Is 55,10-11; Sal 64; Rom 8,18-23; Mt 13,1-23
¿Qué tierra seremos nosotros, tú y yo? ¿La dureza del borde de un camino?, ¿un puro pedregal?, ¿una llanura de zarzas?, ¿tierra buena? Porque, parece, es algo que se nos ha dado. ¿Qué hacer si somos un terreno en el que no crecen sino zarzas, o un serial de piedras, o se nos ha dado no ser sino preparación del asfalto? ¿Será nuestra la culpa?, ¿ocurrirá, simplemente, que somos la naturaleza que se nos ha dado, que Dios nos ha ofrecido? Y ya está, de este modo no tendríamos más que plañir la mala pata de lo que se nos ha concedido en suerte, pues no tendríamos culpa de nada de eso que somos.
¿Es verdad? Mas ¿quién ha dejado que crezcan las zarzas hasta convertirse en terreno enmarañado e imposible? Las zarzas, cuando todavía estamos en primavera, sabiendo cuáles son, se quitan de manera sencillísima: tomándolas del talle con cuidado, salen con una facilidad pasmosa, sin dejar rastro ni raíz, de modo que el campo queda preparado para recibir la simiente. ¿Tierra pedregosa? Quizá, pero ¿no has visto los lugares en que con los pedruscos
construyen muretes de separación, dejando que crezca la hierba y el grano en toda su pureza? El borde del camino tiene peor arreglo, es verdad. Vemos, pues, cómo en una medida importante el que salga la semilla plantada y crezca con esplendor, hasta recoger el fruto, puede depender de nosotros. ¿Será, por ello, que nos hemos convertido en sostenedores de nuestro obrar meritorio, en partidarios de las obras que san Pablo contraponía de manera tan violenta a la gracia? No, claro que no, pero sí podemos escuchar la palabra buscando entenderla. Escucharla con cuidado y alegría, dejando que crezcan sus raíces. Escucharla, sin dejar que los afanes de la vida y la seducción de las riquezas nos ahoguen. Escuchar la palabra. Explorar para entenderla. Qué hermosura. El Señor Jesús en su parábola del sembrador nos incita a que limpiemos nuestro campo, a que escuchemos la palabra sembrada, a que busquemos entenderla, a que nos dejemos hacer y moldear por ella. A que seamos tierra en la que cae la semilla de su palabra y dé fruto en nosotros. Así, vendrá sobre nosotros la suave lluvia y la mansa nieve de su Espíritu y fecundará nuestra tierra, de modo que la palabra del Señor no vuelva vacía, sino que hará su voluntad y cumplirá su encargo, como nos anunció el profeta Isaías.

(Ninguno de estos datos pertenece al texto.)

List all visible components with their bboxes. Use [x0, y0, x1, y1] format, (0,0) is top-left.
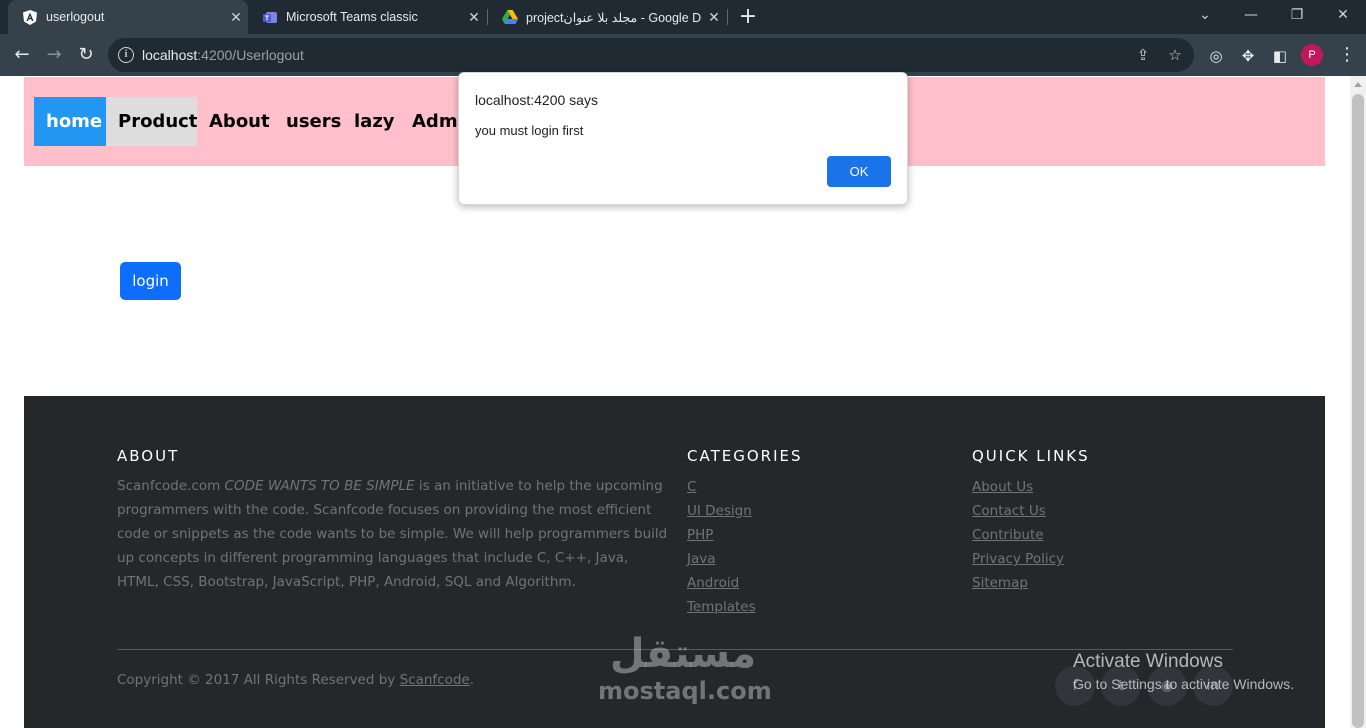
tab-title: projectمجلد بلا عنوان - Google Dr: [526, 10, 702, 25]
watermark-arabic: مستقل: [609, 631, 757, 677]
footer-categories-list: C UI Design PHP Java Android Templates: [687, 474, 756, 618]
address-bar[interactable]: i localhost:4200/Userlogout ⇪ ☆: [108, 38, 1194, 72]
list-item: Sitemap: [972, 570, 1064, 594]
about-emphasis: CODE WANTS TO BE SIMPLE: [224, 478, 415, 494]
svg-text:T: T: [265, 16, 270, 23]
tab-separator: [727, 9, 728, 25]
close-tab-icon[interactable]: ✕: [702, 9, 726, 26]
tab-google-drive[interactable]: projectمجلد بلا عنوان - Google Dr ✕: [488, 0, 726, 34]
category-link-ui-design[interactable]: UI Design: [687, 503, 752, 519]
scrollbar-thumb[interactable]: [1352, 94, 1364, 728]
url-host: localhost: [142, 47, 198, 63]
close-tab-icon[interactable]: ✕: [462, 9, 486, 26]
footer-quick-links-heading: QUICK LINKS: [972, 447, 1090, 465]
quick-link-contact-us[interactable]: Contact Us: [972, 503, 1046, 519]
url-path: :4200/Userlogout: [197, 47, 304, 63]
footer-about-heading: ABOUT: [117, 447, 180, 465]
list-item: Contact Us: [972, 498, 1064, 522]
activate-subtitle: Go to Settings to activate Windows.: [1073, 676, 1294, 692]
share-icon[interactable]: ⇪: [1134, 46, 1152, 64]
tab-search-chevron-icon[interactable]: ⌄: [1182, 0, 1228, 30]
copyright-text: Copyright © 2017 All Rights Reserved by …: [117, 672, 475, 688]
close-window-icon[interactable]: ✕: [1320, 0, 1366, 30]
nav-product[interactable]: Product: [106, 97, 197, 146]
tab-title: userlogout: [46, 10, 105, 24]
forward-arrow-icon[interactable]: →: [41, 42, 67, 68]
alert-title: localhost:4200 says: [475, 92, 598, 108]
alert-message: you must login first: [475, 123, 584, 138]
google-drive-icon: [502, 9, 518, 25]
nav-lazy[interactable]: lazy: [342, 97, 407, 146]
alert-dialog: localhost:4200 says you must login first…: [458, 72, 908, 205]
new-tab-plus-icon[interactable]: +: [736, 4, 760, 30]
browser-menu-icon[interactable]: ⋮: [1338, 43, 1356, 67]
tab-title: Microsoft Teams classic: [286, 10, 418, 24]
nav-about[interactable]: About: [197, 97, 282, 146]
tab-microsoft-teams[interactable]: T Microsoft Teams classic ✕: [248, 0, 486, 34]
category-link-c[interactable]: C: [687, 479, 696, 495]
watermark-latin: mostaql.com: [598, 677, 772, 705]
category-link-java[interactable]: Java: [687, 551, 716, 567]
browser-tab-strip: userlogout ✕ T Microsoft Teams classic ✕…: [0, 0, 1366, 34]
quick-link-about-us[interactable]: About Us: [972, 479, 1033, 495]
browser-toolbar: ← → ↻ i localhost:4200/Userlogout ⇪ ☆ ◎ …: [0, 34, 1366, 76]
back-arrow-icon[interactable]: ←: [9, 42, 35, 68]
list-item: C: [687, 474, 756, 498]
list-item: Templates: [687, 594, 756, 618]
list-item: About Us: [972, 474, 1064, 498]
activate-windows-notice: Activate Windows Go to Settings to activ…: [1073, 650, 1294, 694]
page-scrollbar[interactable]: [1350, 76, 1366, 728]
nav-home[interactable]: home: [34, 97, 106, 146]
category-link-android[interactable]: Android: [687, 575, 739, 591]
category-link-php[interactable]: PHP: [687, 527, 713, 543]
footer-about-text: Scanfcode.com CODE WANTS TO BE SIMPLE is…: [117, 478, 668, 590]
reload-icon[interactable]: ↻: [73, 42, 99, 68]
tab-userlogout[interactable]: userlogout ✕: [8, 0, 248, 34]
close-tab-icon[interactable]: ✕: [224, 9, 248, 26]
category-link-templates[interactable]: Templates: [687, 599, 756, 615]
list-item: Java: [687, 546, 756, 570]
login-button[interactable]: login: [120, 262, 181, 300]
list-item: Android: [687, 570, 756, 594]
alert-ok-button[interactable]: OK: [827, 156, 891, 187]
footer-quick-links-list: About Us Contact Us Contribute Privacy P…: [972, 474, 1064, 594]
teams-icon: T: [262, 9, 278, 25]
quick-link-sitemap[interactable]: Sitemap: [972, 575, 1028, 591]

De este modo, y la parábola de la siembra nos ha servido de metáfora, la creación entera, expectante, aguarda lo que nosotros hagamos, de manera que con nosotros se dé la plena manifestación de los hijos de Dios. Porque la segunda lectura, tomada del capítulo 8 de la carta a los romanos, es de hermosura resplandeciente. Recordad a san Francisco predicando a pajarillos y al agua cantarina de los riachuelos. Porque, aguardando la plena manifestación de los hijos de Dios, la creación entera espera de nosotros para ser liberada de la esclavitud de la corrupción, y entrar con nosotros en la libertad de los hijos de Dios. Poseemos las primicias del Espíritu, por lo que gemimos en nuestros adentros, aguardando la redención de nuestros cuerpos. Escuchemos la palabra sembrada en nosotros, dejemos que crezca en nosotros, preparemos la tierra en donde pueda desarrollarse sin trabas, y ayudemos a todas las criaturas de la creación a que, con nosotros, alaben también a su Señor.